API version for Azure resource.

None
model str | None

Model deployment name within the Azure resource. If not provided will default to environment variable AZURE_OPENAI_DEPLOYMENT.

None
max_retries int

Number of retry attempts to the Azure OpenAI API service.

5
openai_client AzureOpenAIClient | None

Optional AzureOpenAIClient instance to reuse. If not provided, a new client will be created. Providing a shared client instance improves performance in concurrent scenarios.

None

Returns:

Type Description
dict[str, Any]

JSON-formatted dictionary containing:

  1. code: selected classification code.
  2. title: title / description of the classification code
  3. certainty: confidence score, either "low", "medium" or "high".
  4. explanation: concise explanation of why this code was chosen.
vector_similarity_search(query, storage_location='./storage', parquet_name='vectors')

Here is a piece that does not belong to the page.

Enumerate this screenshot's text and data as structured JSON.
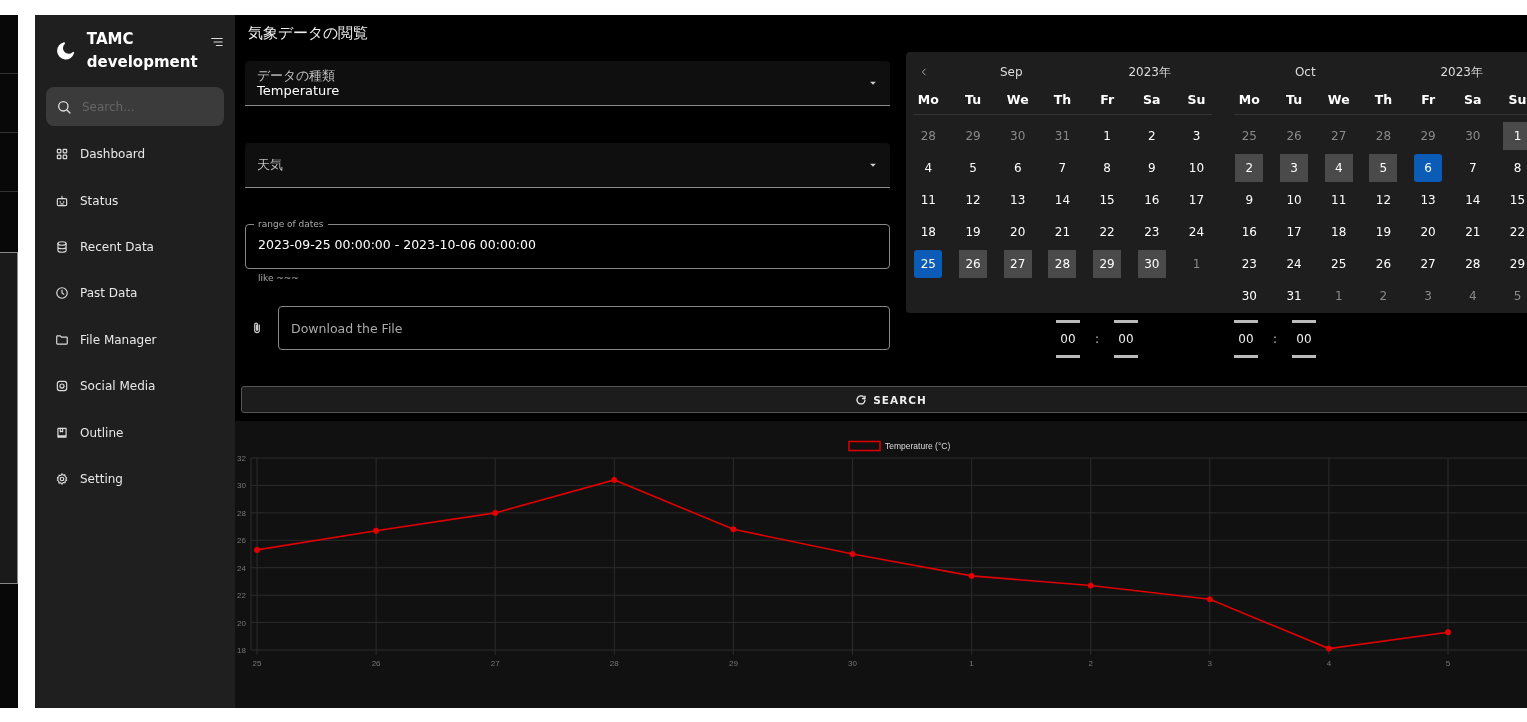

Perform vector cosine similarity search between an input query and a set of embeddings stored in a local parquet file.

Parameters:

Name Type Description Default
query str

The input string for which the similarity search needs to be performed.

required
storage_location str

Storage location of the Parquet embeddings files.

'./storage'
parquet_name str

The name of the Parquet embeddings files.

'vectors'

Returns:

Type Description
dict[Any, Any]

A dictionary object of the most similar match.